海上運送中でも輸入港到着後の船上ででも構いません。

この意味としては、たとえば自転車の運搬方法を想像してもらえればいいかと思います。
自転車は組みあがった状態で運んでも構わないのですが、ペダルやサドルのせいでデッドスペースがひじょうに多くなります。
そのため、パーツで送ったほうが多くの台数を送ることができます。
しかし、自転車は組み上げることは役務としてValueを上昇させる行為で、自転車としては、その役務がないとValueは完成しません。
ですから、「輸入者は、その自転車をどういう状態で輸入したかったのか」が問題になります。

組み立てを輸入申告前に行ったのであれば、輸入者は「輸入時には組みあがった自転車」で輸入する意図があったということです。
よって、パーツで送ったのはしょせんは運送上の都合で、実質的に「輸出者のところで組み上げたのと同じ」と解釈できますから、船から降ろした後の組み立てであってもその役務の費用は加算するというのは妥当です。
一方、組み立てを輸入申告後に行ったのであれば、輸入者は「輸入時にはパーツ」で輸入する意図があったということです。
当初から自転車に組み上げるというValue上昇行為は、輸入後に行うことを意図しているわけですから、組み上げの役務を加算する理由はないということです。

その結果としてはこうなります
・申告前の役務の費用(加算要素)が
-Invoiceに含まれているならば、そのまま含まれていて構わない(±いずれもしない)
-Invoiceに含まれていないならば、含めなければいけない(+する)
・申告後の役務の費用(控除要素)が
-Invoiceに含まれているならば、含まれていてはいけない(-する)
-Invoiceに含まれていないならば、そのまま含まれていないままで構わない(±いずれもしない)

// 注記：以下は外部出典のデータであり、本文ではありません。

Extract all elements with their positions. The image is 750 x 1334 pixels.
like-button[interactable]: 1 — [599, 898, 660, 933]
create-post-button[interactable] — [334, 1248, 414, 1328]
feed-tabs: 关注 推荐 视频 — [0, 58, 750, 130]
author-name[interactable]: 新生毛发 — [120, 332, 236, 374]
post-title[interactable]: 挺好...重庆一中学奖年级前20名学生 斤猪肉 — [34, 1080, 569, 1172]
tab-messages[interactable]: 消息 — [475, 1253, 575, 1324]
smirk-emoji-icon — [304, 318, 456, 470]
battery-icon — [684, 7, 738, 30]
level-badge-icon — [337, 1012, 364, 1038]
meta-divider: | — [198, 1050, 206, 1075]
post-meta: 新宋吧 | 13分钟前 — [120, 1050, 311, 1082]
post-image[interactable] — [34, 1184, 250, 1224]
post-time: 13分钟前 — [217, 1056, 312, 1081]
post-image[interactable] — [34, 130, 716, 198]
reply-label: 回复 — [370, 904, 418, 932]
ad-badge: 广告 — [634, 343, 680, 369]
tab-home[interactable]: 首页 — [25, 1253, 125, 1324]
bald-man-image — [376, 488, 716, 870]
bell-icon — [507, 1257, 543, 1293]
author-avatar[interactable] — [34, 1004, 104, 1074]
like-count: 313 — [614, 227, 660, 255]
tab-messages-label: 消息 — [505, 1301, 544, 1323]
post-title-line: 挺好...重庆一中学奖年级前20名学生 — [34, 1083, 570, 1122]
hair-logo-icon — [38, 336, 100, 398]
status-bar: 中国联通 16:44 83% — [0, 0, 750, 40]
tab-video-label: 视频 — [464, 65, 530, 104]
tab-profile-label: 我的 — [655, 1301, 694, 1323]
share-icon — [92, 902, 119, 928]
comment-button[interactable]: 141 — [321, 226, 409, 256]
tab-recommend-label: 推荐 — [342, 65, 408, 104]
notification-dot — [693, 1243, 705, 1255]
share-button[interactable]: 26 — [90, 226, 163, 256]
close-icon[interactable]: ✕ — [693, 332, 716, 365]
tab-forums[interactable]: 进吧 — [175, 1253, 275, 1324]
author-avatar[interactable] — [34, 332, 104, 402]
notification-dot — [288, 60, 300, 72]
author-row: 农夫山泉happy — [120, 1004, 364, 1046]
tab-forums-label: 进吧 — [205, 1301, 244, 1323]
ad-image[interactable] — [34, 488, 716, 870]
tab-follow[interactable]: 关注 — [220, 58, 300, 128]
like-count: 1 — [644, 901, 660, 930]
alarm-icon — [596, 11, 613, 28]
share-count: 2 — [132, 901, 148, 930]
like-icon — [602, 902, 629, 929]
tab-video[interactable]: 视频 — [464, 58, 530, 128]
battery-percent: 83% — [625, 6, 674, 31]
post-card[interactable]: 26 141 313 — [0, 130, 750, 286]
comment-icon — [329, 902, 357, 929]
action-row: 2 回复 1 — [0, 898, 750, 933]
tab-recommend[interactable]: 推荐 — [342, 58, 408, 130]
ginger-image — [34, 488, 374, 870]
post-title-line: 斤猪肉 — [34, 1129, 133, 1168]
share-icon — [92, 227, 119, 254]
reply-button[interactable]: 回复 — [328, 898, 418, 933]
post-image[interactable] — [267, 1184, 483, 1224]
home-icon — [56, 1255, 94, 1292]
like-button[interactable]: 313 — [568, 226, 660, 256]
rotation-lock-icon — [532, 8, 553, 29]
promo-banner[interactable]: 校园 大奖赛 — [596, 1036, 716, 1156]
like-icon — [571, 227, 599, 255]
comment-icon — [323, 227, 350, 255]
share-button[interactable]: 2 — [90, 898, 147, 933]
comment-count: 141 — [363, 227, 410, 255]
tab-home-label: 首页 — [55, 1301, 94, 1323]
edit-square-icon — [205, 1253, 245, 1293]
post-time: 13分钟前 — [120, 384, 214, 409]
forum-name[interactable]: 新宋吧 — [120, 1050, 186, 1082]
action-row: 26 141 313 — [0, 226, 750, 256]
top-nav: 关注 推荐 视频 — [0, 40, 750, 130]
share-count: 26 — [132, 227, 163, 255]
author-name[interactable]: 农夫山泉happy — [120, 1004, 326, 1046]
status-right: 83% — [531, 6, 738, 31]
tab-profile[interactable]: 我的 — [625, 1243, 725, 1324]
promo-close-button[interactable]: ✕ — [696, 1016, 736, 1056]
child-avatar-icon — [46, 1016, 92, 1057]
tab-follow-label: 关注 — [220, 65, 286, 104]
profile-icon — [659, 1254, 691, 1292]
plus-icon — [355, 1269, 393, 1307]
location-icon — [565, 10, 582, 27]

なお、関税率表の解釈に関する通則の通則2(a)により、(いずれかの物品には、)「完成した物品(この2の原則により完成したものとみなす未完成の物品を含む。)で、提示の際に組み立ててないもの及び分解してあるものを含む。」とあります。
よって、上記の自転車でいえば、組み立てが輸入申告前であっても輸入申告後であっても、分類はいずれも「自転車」です。
しかし、組み立ての役務費用を入れる、入れないの違いで「課税価格が変わる → 関税額が変わる」ということになります。
この点は勘違いしないように気をつけないといけませんね。